Third Am. Cplt. (Dckt. No. 94); Fourth Am. Cplt. (Dckt. No. 106).2 In his fourth amended complaint, Arquero brings six claims against seven Defendants: Officer Roman, Officer Maroney, Sergeant Shavers, Sergeant Maroney, Webb (again, the director of the Electronic Monitoring Unit), Sheriff Tom Dart, and Cook County. The first two claims are constitutional claims against the individual law enforcement officers. Count I is a Fourth Amendment claim against Officer Roman, Officer Maroney, Sergeant Shavers, and Webb. See Fourth Am. Cplt., at ¶¶ 12–28 (Dckt. No. 106). Arquero brings Count I against Cook County, too. Id. Count II is a due process claim against Officer Roman, Officer Maroney, Sergeant Shavers, and Sergeant Hill. Id. at ¶¶ 29–43.

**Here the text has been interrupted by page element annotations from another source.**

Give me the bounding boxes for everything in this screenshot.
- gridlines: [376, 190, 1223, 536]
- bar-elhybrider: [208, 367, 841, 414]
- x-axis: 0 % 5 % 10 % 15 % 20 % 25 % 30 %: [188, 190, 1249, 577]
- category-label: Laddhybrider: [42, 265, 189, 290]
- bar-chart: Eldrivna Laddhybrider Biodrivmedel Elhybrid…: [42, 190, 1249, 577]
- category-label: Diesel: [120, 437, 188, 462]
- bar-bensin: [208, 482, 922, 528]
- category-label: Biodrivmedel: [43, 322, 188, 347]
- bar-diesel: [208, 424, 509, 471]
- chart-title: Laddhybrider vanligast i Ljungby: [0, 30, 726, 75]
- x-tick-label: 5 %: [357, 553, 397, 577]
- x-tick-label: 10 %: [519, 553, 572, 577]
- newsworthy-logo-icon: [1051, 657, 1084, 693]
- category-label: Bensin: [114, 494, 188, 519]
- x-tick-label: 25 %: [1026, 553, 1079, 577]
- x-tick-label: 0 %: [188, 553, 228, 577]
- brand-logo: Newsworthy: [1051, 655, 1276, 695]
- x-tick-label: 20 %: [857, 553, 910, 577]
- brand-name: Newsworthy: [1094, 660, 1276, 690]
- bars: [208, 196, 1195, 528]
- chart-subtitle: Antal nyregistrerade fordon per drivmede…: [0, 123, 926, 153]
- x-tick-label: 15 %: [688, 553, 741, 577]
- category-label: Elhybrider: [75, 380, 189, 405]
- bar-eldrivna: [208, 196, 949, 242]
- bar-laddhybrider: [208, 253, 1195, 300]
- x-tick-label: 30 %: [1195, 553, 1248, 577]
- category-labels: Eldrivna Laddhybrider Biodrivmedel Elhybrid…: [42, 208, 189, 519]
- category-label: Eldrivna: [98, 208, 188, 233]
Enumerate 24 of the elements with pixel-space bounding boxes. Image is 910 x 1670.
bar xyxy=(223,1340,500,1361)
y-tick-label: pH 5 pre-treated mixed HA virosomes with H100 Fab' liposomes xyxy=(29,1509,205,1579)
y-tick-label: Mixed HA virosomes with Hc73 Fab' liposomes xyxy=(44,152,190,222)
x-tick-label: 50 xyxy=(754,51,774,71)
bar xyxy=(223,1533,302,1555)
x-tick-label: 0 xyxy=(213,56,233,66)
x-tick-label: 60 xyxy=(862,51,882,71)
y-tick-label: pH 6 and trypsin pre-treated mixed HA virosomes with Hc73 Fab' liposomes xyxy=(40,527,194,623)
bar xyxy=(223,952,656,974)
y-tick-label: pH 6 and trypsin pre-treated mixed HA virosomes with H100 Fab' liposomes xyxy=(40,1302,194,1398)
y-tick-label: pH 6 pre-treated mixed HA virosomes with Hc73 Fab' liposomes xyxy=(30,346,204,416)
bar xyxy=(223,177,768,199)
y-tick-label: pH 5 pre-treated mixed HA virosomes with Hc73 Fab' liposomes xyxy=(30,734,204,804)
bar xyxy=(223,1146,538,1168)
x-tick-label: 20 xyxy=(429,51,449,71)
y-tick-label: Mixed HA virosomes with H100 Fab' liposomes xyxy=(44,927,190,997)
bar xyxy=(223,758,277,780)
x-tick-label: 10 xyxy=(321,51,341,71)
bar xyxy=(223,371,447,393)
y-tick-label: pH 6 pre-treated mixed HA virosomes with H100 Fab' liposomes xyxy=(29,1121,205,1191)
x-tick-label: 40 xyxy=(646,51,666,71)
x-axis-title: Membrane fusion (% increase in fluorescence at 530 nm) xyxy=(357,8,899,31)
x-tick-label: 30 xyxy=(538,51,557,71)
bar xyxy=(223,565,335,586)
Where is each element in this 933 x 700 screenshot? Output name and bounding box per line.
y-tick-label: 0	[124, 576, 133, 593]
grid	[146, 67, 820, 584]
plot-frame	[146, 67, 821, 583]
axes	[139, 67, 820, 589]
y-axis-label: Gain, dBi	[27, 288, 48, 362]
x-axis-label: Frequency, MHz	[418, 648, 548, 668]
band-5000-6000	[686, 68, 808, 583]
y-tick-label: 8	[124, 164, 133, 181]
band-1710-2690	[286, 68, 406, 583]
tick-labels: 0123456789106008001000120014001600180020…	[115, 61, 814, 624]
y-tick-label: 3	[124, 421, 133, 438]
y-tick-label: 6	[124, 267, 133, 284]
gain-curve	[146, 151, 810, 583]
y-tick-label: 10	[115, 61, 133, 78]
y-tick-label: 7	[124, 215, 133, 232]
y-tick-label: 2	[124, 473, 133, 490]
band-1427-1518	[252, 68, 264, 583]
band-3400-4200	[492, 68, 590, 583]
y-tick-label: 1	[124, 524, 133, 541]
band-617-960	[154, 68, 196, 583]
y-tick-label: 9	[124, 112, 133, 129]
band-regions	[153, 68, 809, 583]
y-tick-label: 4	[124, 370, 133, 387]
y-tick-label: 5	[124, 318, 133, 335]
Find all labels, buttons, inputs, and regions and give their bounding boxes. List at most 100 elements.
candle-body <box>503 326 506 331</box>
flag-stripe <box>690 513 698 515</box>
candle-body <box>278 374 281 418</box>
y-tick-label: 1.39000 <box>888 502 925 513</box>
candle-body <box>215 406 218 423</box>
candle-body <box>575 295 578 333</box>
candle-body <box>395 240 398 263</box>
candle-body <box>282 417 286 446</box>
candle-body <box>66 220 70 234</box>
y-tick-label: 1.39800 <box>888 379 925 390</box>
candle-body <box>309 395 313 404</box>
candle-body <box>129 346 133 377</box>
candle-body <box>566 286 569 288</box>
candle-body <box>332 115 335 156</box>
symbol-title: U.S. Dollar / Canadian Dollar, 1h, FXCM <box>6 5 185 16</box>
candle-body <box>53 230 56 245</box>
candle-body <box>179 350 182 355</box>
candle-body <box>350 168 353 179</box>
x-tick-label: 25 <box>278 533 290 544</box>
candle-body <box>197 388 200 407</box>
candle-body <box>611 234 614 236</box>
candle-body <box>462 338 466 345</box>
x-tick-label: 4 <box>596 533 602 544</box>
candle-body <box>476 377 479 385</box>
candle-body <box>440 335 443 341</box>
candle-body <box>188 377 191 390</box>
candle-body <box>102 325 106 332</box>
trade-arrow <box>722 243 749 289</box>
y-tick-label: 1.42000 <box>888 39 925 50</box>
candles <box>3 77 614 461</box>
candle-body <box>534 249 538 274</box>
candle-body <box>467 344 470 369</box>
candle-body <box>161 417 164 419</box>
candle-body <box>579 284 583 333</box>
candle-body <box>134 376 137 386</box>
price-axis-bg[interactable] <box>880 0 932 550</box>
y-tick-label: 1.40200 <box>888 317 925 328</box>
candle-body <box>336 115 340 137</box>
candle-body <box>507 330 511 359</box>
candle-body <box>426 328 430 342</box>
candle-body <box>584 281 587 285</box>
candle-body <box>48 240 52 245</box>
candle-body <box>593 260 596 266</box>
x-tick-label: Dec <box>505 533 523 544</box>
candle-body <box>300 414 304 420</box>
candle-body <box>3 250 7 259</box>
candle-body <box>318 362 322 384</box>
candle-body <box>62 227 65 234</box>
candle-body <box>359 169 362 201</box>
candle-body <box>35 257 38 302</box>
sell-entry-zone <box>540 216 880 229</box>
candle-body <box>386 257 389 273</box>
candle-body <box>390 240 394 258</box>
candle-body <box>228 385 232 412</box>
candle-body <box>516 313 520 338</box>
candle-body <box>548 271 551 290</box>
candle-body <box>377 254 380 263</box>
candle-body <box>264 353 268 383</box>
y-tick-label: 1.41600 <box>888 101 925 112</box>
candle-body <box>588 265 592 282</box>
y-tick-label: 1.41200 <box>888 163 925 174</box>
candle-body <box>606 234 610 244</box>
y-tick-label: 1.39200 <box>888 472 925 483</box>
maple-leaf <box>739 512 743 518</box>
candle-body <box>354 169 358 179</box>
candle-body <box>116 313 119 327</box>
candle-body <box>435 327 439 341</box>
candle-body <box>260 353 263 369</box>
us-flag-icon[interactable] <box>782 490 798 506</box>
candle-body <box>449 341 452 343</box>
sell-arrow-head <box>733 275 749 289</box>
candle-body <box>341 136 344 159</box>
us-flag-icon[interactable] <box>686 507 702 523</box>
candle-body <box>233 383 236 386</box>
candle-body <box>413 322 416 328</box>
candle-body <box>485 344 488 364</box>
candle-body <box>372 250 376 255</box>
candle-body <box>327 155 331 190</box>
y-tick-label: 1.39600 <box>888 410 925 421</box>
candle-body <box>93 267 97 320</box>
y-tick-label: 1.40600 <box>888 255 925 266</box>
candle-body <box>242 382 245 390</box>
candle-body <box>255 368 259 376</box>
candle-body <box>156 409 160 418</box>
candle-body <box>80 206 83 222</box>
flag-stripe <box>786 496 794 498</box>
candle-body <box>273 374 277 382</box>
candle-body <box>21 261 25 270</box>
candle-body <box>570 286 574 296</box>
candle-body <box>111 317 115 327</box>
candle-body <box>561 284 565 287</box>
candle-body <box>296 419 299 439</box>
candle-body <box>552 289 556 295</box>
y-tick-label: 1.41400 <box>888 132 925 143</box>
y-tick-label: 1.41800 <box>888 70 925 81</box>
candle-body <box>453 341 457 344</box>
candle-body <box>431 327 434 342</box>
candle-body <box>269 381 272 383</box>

The next two claims are Monell claims. Count III is a Monell claim against Cook County, Sheriff Dart, and Webb in their official capacities, alleging a policy or practice of ignoring defective EMS reports to reincarcerate individuals like Arquero. Id. at ¶¶ 44–61. Count IV is Monell claim against Cook County and Sheriff Dart in his official capacity, alleging a policy or practice of detaining individuals in custody for unreasonable amounts of time after a court-ordered release. Id. at ¶¶ 62–71. Count V is bit murky. It purports to be a claim on behalf of Arquero and others similarly situated who were reincarcerated after 2010 after experiencing equipment malfunctions and/or

2 This Court struck Arquero’s third amended complaint from the docket because he filed it without leave. See 5/14/21 Order (Dckt. No. 98). false violation alerts. Id. at ¶¶ 72–90. But Count V doesn’t pin down what constitutional provision is at issue. The only exception is a passing reference to the “substantive and procedural due process rights of the Class.” Id. at ¶ 80(h). Count VI seeks indemnification from Cook County for the claims against Sergeants Shavers and Hill and Officers Roman and Maroney. Id. at ¶¶ 91–93.

Defendants moved to dismiss Counts II, III, IV, and VI. See Defs.’ Mtn. to Dismiss (Dckt. No. 107). Legal Standard A motion to dismiss under Rule 12(b)(6) challenges the sufficiency of the complaint, not the merits of the case. See Fed. R. Civ. P. 12(b)(6); Gibson v.